使用 PulP 的優化問題 - 目標 function 中的錯誤

Question

這是我需要解決的問題：

給定 2 個城市（c1、c2）、2 個焚化爐（I1 和 I2）和 2 個垃圾填埋場（L1 和 L2）。 每個城市都會產生一定量的垃圾，必須將其送往焚化爐（i1 或 i2），然后垃圾必須送往垃圾填埋場（L1 或 L2）。 我需要盡量減少成本，基本上是距離（比如 1 美元/英里）加上使用每個焚化爐的成本。

這是我到目前為止所得到的。 我得到的錯誤是：
“TypeError：列表索引必須是整數或切片，而不是 str”

from pulp import *

cities = ["c1","c2"]
incinerators = ["i1","i2"]
landfills = ["L1","L2"]

#Distances between cities and incinerators are given

distCI = [  #cities
         #c1, c2
         [30, 5], #i1
         [36, 42],#i2   incinerators
         ]

#Distances between incinerators and landfills  are given

distIL = [  #incinerators
        #i1, i2
        [5, 8], #L1  landfills
        [9, 6], #L2
        ]

# creates a dictionary of the garbage produced by each city
demand = {
    "c1": [500], # amount of waste produced by c1
    "c2": [400] # amount of waste produced by c2
}

# created a dictionary with the capacity of each incinerator and its usage cost (per ton)
incidata = {# Incinerator, capacity, cost
         "i1":   [500, 40],
         "i2":   [500, 30]
            }

landdata = {# landfill   maxcapacity
         "L1":   [200],
         "L2":   [200]
            }

# creates a tuple with all the possible routes
route1 = [(c,i) for c in cities for i in incinerators]
route2 = [(i,l) for i in incinerators for l in landfills]
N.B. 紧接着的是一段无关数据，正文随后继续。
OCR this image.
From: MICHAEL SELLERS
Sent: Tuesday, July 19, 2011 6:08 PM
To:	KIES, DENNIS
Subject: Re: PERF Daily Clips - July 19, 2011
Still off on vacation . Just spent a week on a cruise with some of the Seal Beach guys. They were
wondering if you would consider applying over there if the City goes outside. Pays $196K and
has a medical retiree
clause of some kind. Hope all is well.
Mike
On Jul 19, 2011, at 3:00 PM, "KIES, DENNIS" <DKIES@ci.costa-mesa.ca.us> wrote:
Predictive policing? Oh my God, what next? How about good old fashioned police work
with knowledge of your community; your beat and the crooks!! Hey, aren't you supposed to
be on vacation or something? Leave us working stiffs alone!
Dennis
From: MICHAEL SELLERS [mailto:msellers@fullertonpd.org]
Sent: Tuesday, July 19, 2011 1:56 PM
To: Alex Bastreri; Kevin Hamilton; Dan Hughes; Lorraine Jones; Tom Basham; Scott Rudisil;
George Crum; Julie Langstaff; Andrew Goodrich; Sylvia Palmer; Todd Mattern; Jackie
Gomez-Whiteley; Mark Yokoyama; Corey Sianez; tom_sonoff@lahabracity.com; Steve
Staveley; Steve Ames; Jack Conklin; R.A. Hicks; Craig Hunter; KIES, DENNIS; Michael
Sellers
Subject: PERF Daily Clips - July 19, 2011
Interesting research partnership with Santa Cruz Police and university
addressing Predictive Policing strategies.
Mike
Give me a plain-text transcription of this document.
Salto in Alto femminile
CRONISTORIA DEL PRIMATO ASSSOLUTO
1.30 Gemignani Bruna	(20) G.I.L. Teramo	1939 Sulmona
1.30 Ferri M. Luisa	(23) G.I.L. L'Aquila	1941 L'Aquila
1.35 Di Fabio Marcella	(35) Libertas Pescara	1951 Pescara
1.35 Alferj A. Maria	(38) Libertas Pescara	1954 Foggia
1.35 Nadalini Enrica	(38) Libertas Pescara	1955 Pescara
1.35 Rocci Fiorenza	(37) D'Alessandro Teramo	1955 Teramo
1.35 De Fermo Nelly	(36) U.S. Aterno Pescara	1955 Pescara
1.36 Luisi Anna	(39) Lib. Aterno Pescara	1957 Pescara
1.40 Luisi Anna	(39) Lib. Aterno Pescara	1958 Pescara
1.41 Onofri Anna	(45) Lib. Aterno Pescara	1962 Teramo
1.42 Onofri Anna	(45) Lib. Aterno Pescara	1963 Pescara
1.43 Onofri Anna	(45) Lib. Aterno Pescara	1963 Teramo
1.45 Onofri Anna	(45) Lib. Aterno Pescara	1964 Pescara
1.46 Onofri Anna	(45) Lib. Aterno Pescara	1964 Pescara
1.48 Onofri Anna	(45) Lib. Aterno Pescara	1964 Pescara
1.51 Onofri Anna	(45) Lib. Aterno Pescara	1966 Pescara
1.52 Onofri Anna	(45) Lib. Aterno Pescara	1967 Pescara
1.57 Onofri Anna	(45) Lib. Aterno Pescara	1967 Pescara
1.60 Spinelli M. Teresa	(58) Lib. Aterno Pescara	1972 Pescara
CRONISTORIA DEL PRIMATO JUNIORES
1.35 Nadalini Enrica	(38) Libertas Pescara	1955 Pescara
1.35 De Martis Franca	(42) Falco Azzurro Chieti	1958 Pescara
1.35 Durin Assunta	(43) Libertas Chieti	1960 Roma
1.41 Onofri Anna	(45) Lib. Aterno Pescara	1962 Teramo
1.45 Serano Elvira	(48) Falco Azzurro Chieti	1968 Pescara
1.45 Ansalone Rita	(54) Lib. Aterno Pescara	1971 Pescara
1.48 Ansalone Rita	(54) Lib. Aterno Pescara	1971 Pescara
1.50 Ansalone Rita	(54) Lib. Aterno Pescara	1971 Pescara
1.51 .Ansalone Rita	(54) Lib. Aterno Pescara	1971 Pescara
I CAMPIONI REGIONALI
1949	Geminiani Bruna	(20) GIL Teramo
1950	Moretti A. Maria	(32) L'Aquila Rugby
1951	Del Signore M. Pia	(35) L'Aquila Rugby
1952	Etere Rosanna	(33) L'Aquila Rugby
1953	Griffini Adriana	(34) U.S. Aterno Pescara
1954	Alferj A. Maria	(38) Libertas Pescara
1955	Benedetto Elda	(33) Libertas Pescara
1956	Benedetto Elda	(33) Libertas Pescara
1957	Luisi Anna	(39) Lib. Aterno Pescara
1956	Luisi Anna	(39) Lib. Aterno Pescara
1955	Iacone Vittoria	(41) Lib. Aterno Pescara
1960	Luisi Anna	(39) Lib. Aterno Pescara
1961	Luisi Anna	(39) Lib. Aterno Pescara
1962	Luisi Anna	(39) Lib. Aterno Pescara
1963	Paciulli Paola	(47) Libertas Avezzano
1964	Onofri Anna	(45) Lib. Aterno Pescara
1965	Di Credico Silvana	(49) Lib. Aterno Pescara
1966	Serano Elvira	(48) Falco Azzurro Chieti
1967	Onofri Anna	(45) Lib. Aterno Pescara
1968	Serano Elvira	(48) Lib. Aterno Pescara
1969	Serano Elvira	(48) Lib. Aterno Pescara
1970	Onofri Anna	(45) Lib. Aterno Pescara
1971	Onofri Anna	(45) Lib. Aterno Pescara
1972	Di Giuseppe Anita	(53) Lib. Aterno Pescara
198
flow1 = LpVariable.dicts("route1",(cities,incinerators),0,None,LpInteger)
flow2 = LpVariable.dicts("route2",(incinerators,landfills),0,None,LpInteger)
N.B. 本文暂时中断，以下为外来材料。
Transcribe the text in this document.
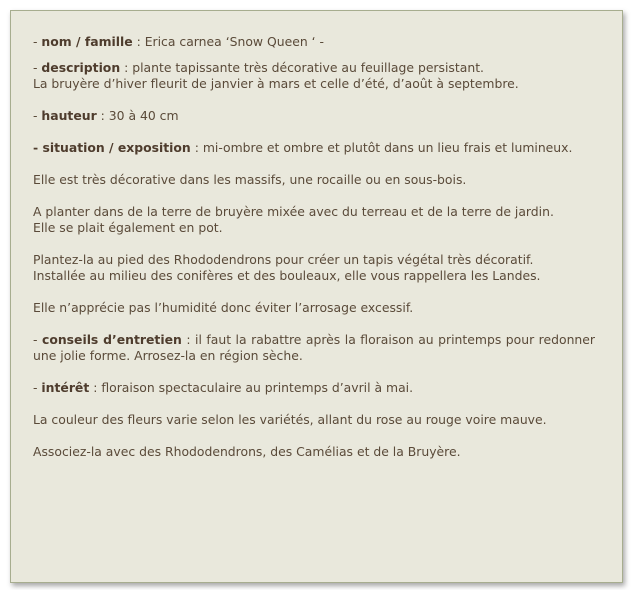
- nom / famille : Erica carnea ‘Snow Queen ‘ -

- description : plante tapissante très décorative au feuillage persistant.
La bruyère d’hiver fleurit de janvier à mars et celle d’été, d’août à septembre.

- hauteur : 30 à 40 cm

- situation / exposition : mi-ombre et ombre et plutôt dans un lieu frais et lumineux.

Elle est très décorative dans les massifs, une rocaille ou en sous-bois.

A planter dans de la terre de bruyère mixée avec du terreau et de la terre de jardin.
Elle se plait également en pot.

Plantez-la au pied des Rhododendrons pour créer un tapis végétal très décoratif.
Installée au milieu des conifères et des bouleaux, elle vous rappellera les Landes.

Elle n’apprécie pas l’humidité donc éviter l’arrosage excessif.

- conseils d’entretien : il faut la rabattre après la floraison au printemps pour redonner une jolie forme. Arrosez-la en région sèche.

- intérêt : floraison spectaculaire au printemps d’avril à mai.

La couleur des fleurs varie selon les variétés, allant du rose au rouge voire mauve.

Associez-la avec des Rhododendrons, des Camélias et de la Bruyère.
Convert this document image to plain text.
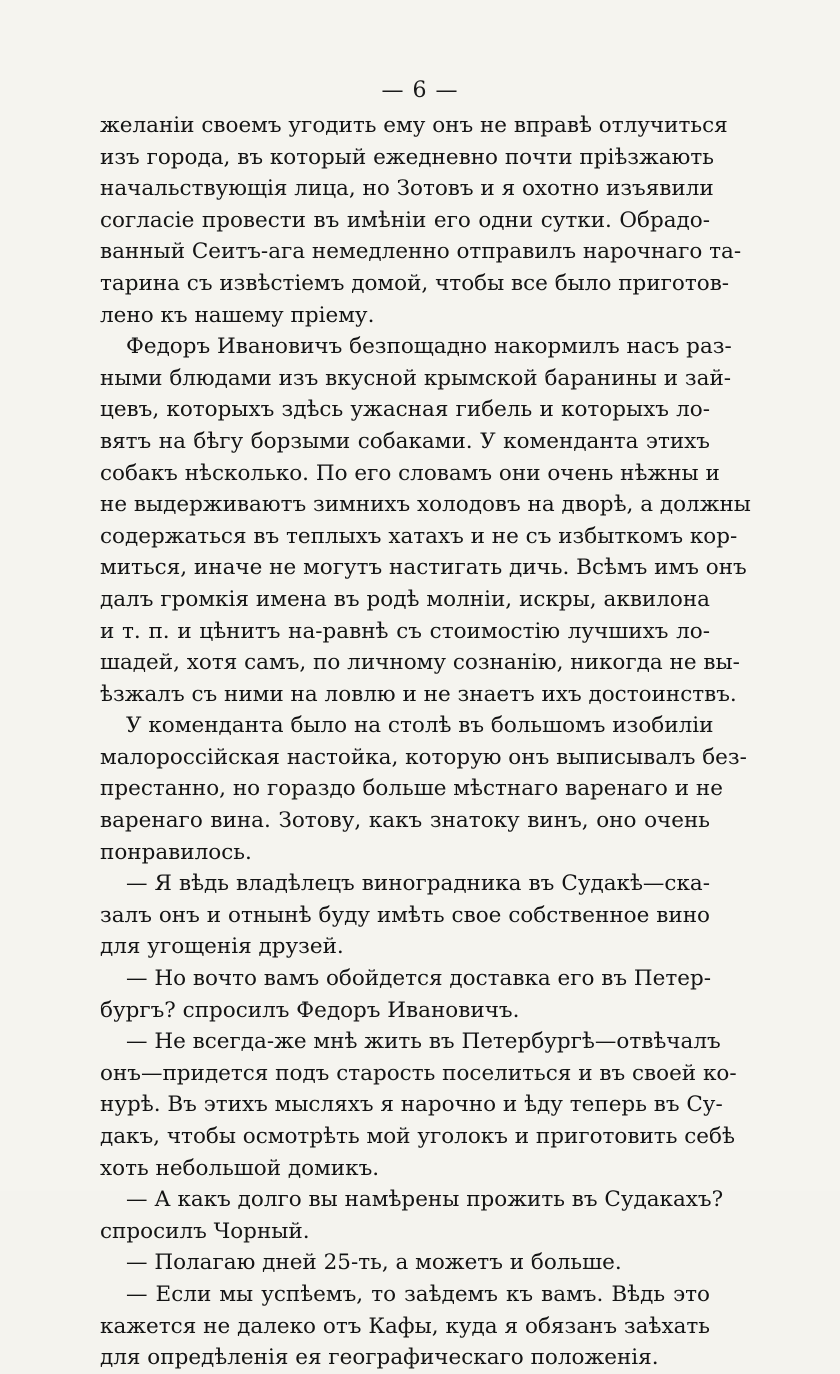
— 6 —
желаніи своемъ угодить ему онъ не вправѣ отлучиться
изъ города, въ который ежедневно почти пріѣзжають
начальствующія лица, но Зотовъ и я охотно изъявили
согласіе провести въ имѣніи его одни сутки. Обрадо-
ванный Сеитъ-ага немедленно отправилъ нарочнаго та-
тарина съ извѣстіемъ домой, чтобы все было приготов-
лено къ нашему пріему.
Федоръ Ивановичъ безпощадно накормилъ насъ раз-
ными блюдами изъ вкусной крымской баранины и зай-
цевъ, которыхъ здѣсь ужасная гибель и которыхъ ло-
вятъ на бѣгу борзыми собаками. У коменданта этихъ
собакъ нѣсколько. По его словамъ они очень нѣжны и
не выдерживаютъ зимнихъ холодовъ на дворѣ, а должны
содержаться въ теплыхъ хатахъ и не съ избыткомъ кор-
миться, иначе не могутъ настигать дичь. Всѣмъ имъ онъ
далъ громкія имена въ родѣ молніи, искры, аквилона
и т. п. и цѣнитъ на-равнѣ съ стоимостію лучшихъ ло-
шадей, хотя самъ, по личному сознанію, никогда не вы-
ѣзжалъ съ ними на ловлю и не знаетъ ихъ достоинствъ.
У коменданта было на столѣ въ большомъ изобиліи
малороссійская настойка, которую онъ выписывалъ без-
престанно, но гораздо больше мѣстнаго варенаго и не
варенаго вина. Зотову, какъ знатоку винъ, оно очень
понравилось.
— Я вѣдь владѣлецъ виноградника въ Судакѣ—ска-
залъ онъ и отнынѣ буду имѣть свое собственное вино
для угощенія друзей.
— Но вочто вамъ обойдется доставка его въ Петер-
бургъ? спросилъ Федоръ Ивановичъ.
— Не всегда-же мнѣ жить въ Петербургѣ—отвѣчалъ
онъ—придется подъ старость поселиться и въ своей ко-
нурѣ. Въ этихъ мысляхъ я нарочно и ѣду теперь въ Су-
дакъ, чтобы осмотрѣть мой уголокъ и приготовить себѣ
хоть небольшой домикъ.
— А какъ долго вы намѣрены прожить въ Судакахъ?
спросилъ Чорный.
— Полагаю дней 25-ть, а можетъ и больше.
— Если мы успѣемъ, то заѣдемъ къ вамъ. Вѣдь это
кажется не далеко отъ Кафы, куда я обязанъ заѣхать
для опредѣленія ея географическаго положенія.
prob = LpProblem("GarbageProblem",LpMinimize)

# The objective function is :
# sum of the flow from cities to incinerators multiplied by their respective distances, plus
# sum of the flow from incinerators to landfills multiplied by their respective distances
prob += lpSum([flow1[c][i] * distCI[c][i] for (c,i) in route1] + [flow2[i][l] * distIL[i][l] for     (i,l) in route2] )
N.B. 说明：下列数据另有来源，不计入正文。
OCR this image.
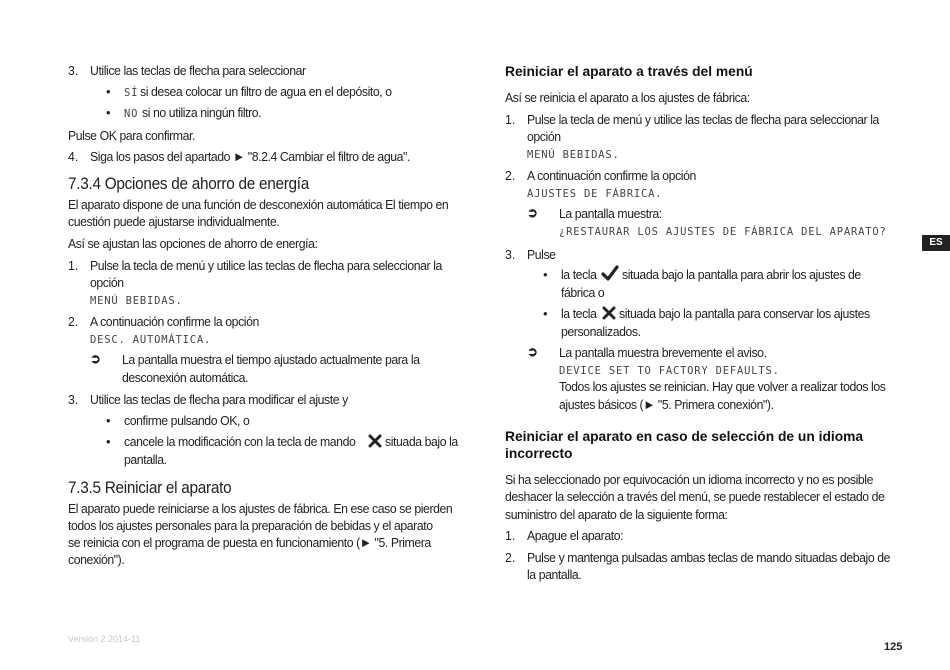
3. Utilice las teclas de flecha para seleccionar
• SÍ si desea colocar un filtro de agua en el depósito, o
• NO si no utiliza ningún filtro.
Pulse OK para confirmar.
4. Siga los pasos del apartado ► "8.2.4 Cambiar el filtro de agua".
7.3.4 Opciones de ahorro de energía
El aparato dispone de una función de desconexión automática El tiempo en
cuestión puede ajustarse individualmente.
Así se ajustan las opciones de ahorro de energía:
1. Pulse la tecla de menú y utilice las teclas de flecha para seleccionar la
opción
MENÚ BEBIDAS.
2. A continuación confirme la opción
DESC. AUTOMÁTICA.
➲ La pantalla muestra el tiempo ajustado actualmente para la
desconexión automática.
3. Utilice las teclas de flecha para modificar el ajuste y
• confirme pulsando OK, o
• cancele la modificación con la tecla de mando situada bajo la
pantalla.
7.3.5 Reiniciar el aparato
El aparato puede reiniciarse a los ajustes de fábrica. En ese caso se pierden
todos los ajustes personales para la preparación de bebidas y el aparato
se reinicia con el programa de puesta en funcionamiento (► "5. Primera
conexión").
Reiniciar el aparato a través del menú
Así se reinicia el aparato a los ajustes de fábrica:
1. Pulse la tecla de menú y utilice las teclas de flecha para seleccionar la
opción
MENÚ BEBIDAS.
2. A continuación confirme la opción
AJUSTES DE FÁBRICA.
➲ La pantalla muestra:
¿RESTAURAR LOS AJUSTES DE FÁBRICA DEL APARATO?
3. Pulse
• la tecla situada bajo la pantalla para abrir los ajustes de
fábrica o
• la tecla situada bajo la pantalla para conservar los ajustes
personalizados.
➲ La pantalla muestra brevemente el aviso.
DEVICE SET TO FACTORY DEFAULTS.
Todos los ajustes se reinician. Hay que volver a realizar todos los
ajustes básicos (► "5. Primera conexión").
Reiniciar el aparato en caso de selección de un idioma
incorrecto
Si ha seleccionado por equivocación un idioma incorrecto y no es posible
deshacer la selección a través del menú, se puede restablecer el estado de
suministro del aparato de la siguiente forma:
1. Apague el aparato:
2. Pulse y mantenga pulsadas ambas teclas de mando situadas debajo de
la pantalla.
ES
Versión 2 2014-11
125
# Creates all problem constraints - this ensures the amount going into each node is at least equal to     the amount leaving
prob+= lpSum([flow1[c,i] for (c,i) in route1 if c==1] )<=500 #garbage produced by city 1
prob+= lpSum([flow1[c,i] for (c,i) in route1 if c==2] )<=400 #gargabe produced by city 2
prob+= lpSum([flow1[c,i] for (c,i) in route1 if i==1] )<=500 #max capacity of incinerator 2
prob+= lpSum([flow1[c,i] for (c,i) in route1 if i==2] )<=500 #max capacity of incinerator 2
prob+= lpSum([flow2[i,l] for (i,l) in route2 if l==1] )<=200 #max capacity of landfill 1
prob+= lpSum([flow2[i,l] for (i,l) in route2 if l==2] )<=200 #max capacity of landfill 2

prob.solve() #solve using PulP's choice

# The status of the solution is printed to the screen
print("Status:", LpStatus[prob.status])

# Each of the variables is printed with it's resolved optimum value
for v in prob.variables():
    print(v.name, "=", v.varValue)

# The optimised objective function value is printed to the screen
print("Total Cost = ", value(prob.objective))

Answer 1

distCI是列表的列表，因此您必須使用整數訪問元素，例如distCI[0][0] 。

錯誤源於目標 function 因為城市和焚化爐中的每個元素都是字符串，因此您無法訪問distCI[c][I]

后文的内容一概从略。